Chronique

Marc Sarrazy, Laurent Rochelle

Intranquillité

Label / Distribution : Linoléum

Il est risqué de prononcer le mot « beauté » en société. Grand mot, gros mot presque, il pèse trop lourd dans une conversation, dans une chronique.

C’est pourtant bien de beauté qu’il faut parler au sujet de l’album de Marc Sarrazy et Laurent Rochelle. Pas la beauté froide et académique qui naît de l’observance des règles d’or, non : l’émotion que provoque Intranquillité est fille de la singularité, de l’incertitude, de l’équilibre instable.

« Intranquillité », le titre, ouvre un bal tout en contrastes, en phrases suspendues, en quasi-silences suivis de tempêtes, un piano minimal s’offre des envolées passionnées, la clarinette basse entre avec un son ondoyant, hésitant, puis tutoie John Surman dans les mélodies introspectives comme dans les écorchures. Même amplitude de ressources expressives dans le superbe et romantique « Cyclotimic Girl » où Laurent Rochelle s’emporte au soprano, songe, ricane dans des lambeaux de czardas, croise le fer avec un piano hanté par Michael Nyman, le rejoint dans ses méditations et l’emporte dans ses volutes répétitives.

Intranquille de bout en bout, le duo s’offre une récréation sardonique (« In The Glubb ») où le mot « jeu » prend tous ses sens : maîtrise instrumentale, divertissement, élaboration. Le sourire n’est jamais loin de l’inquiétude, ni la gravité de la dérision. « Syndrome de la mouche » est une sorte d’élégie-tango pour l’insecte qui se cogne à la vitre, et qui nous ressemble comme une soeur. « K. » rappelle Bernard Herrmann tout en retrouvant les tours de composition chers à Joachim Kühn, dédicataire de l’oeuvre. « Trois variations sur un je t’aime » doit aussi à Kühn l’alternance de passages méditatifs, de phrases minimes jouées d’une main droite légère sur des arpèges suspendus et de mouvements énergiques propulsés par une main gauche impérieuse. « Chant d’insomnie », plus marqué par le classique, entrelace les motifs semblables joués au piano et au soprano, fugue et contrepoint, et confie l’improvisation au sax qui balance entre le profond et l’infime, et semble chercher les paroles du poème.

Entre ces titres et quelques autres, des fragments courts (« Arachnoid Party », « Incertitude 32 »…) improvisés au piano, peut-être à deux, jeu simultané sur le clavier et à l’intérieur du ventre de la bête, feuilles de papier sur les cordes (l’angoisse de la page blanche : ce n’est pas en vain que Marc Sarrazy est aussi écrivain).

« Song For An Alter Ego », le dernier titre, est flanqué d’une « bonus traque » improbable avec grattements de vinyle et hommage au chant des baleines.

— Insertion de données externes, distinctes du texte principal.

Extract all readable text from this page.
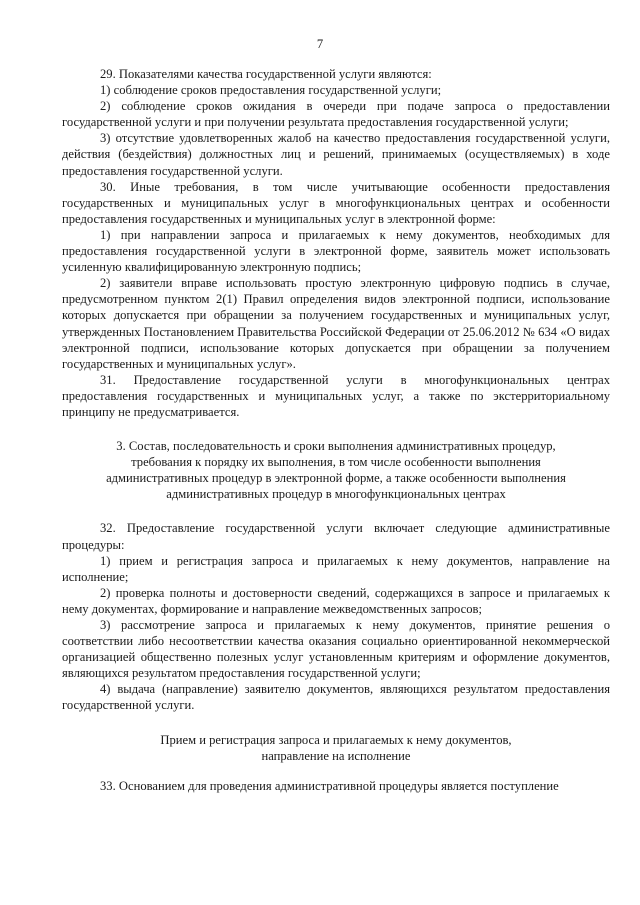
7

29. Показателями качества государственной услуги являются:

1) соблюдение сроков предоставления государственной услуги;

2) соблюдение сроков ожидания в очереди при подаче запроса о предоставлении государственной услуги и при получении результата предоставления государственной услуги;

3) отсутствие удовлетворенных жалоб на качество предоставления государственной услуги, действия (бездействия) должностных лиц и решений, принимаемых (осуществляемых) в ходе предоставления государственной услуги.

30. Иные требования, в том числе учитывающие особенности предоставления государственных и муниципальных услуг в многофункциональных центрах и особенности предоставления государственных и муниципальных услуг в электронной форме:

1) при направлении запроса и прилагаемых к нему документов, необходимых для предоставления государственной услуги в электронной форме, заявитель может использовать усиленную квалифицированную электронную подпись;

2) заявители вправе использовать простую электронную цифровую подпись в случае, предусмотренном пунктом 2(1) Правил определения видов электронной подписи, использование которых допускается при обращении за получением государственных и муниципальных услуг, утвержденных Постановлением Правительства Российской Федерации от 25.06.2012 № 634 «О видах электронной подписи, использование которых допускается при обращении за получением государственных и муниципальных услуг».

31. Предоставление государственной услуги в многофункциональных центрах предоставления государственных и муниципальных услуг, а также по экстерриториальному принципу не предусматривается.

3. Состав, последовательность и сроки выполнения административных процедур,

требования к порядку их выполнения, в том числе особенности выполнения

административных процедур в электронной форме, а также особенности выполнения

административных процедур в многофункциональных центрах

32. Предоставление государственной услуги включает следующие административные процедуры:

1) прием и регистрация запроса и прилагаемых к нему документов, направление на исполнение;

2) проверка полноты и достоверности сведений, содержащихся в запросе и прилагаемых к нему документах, формирование и направление межведомственных запросов;

3) рассмотрение запроса и прилагаемых к нему документов, принятие решения о соответствии либо несоответствии качества оказания социально ориентированной некоммерческой организацией общественно полезных услуг установленным критериям и оформление документов, являющихся результатом предоставления государственной услуги;

4) выдача (направление) заявителю документов, являющихся результатом предоставления государственной услуги.

Прием и регистрация запроса и прилагаемых к нему документов,

направление на исполнение

33. Основанием для проведения административной процедуры является поступление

Des mégaptères, précisément : cétacés aux « ailes géantes » qui nous rappellent certain oiseau baudelairien. Disque rayé, piano et melodica tournent sans fin autour de leur axe : suprême absurdité de l’art.

Littéraire à chaque coin de note, profondément musicien plus que simplement musical, c’est un album important que vous avez devant les yeux. Important et, redisons-le : beau.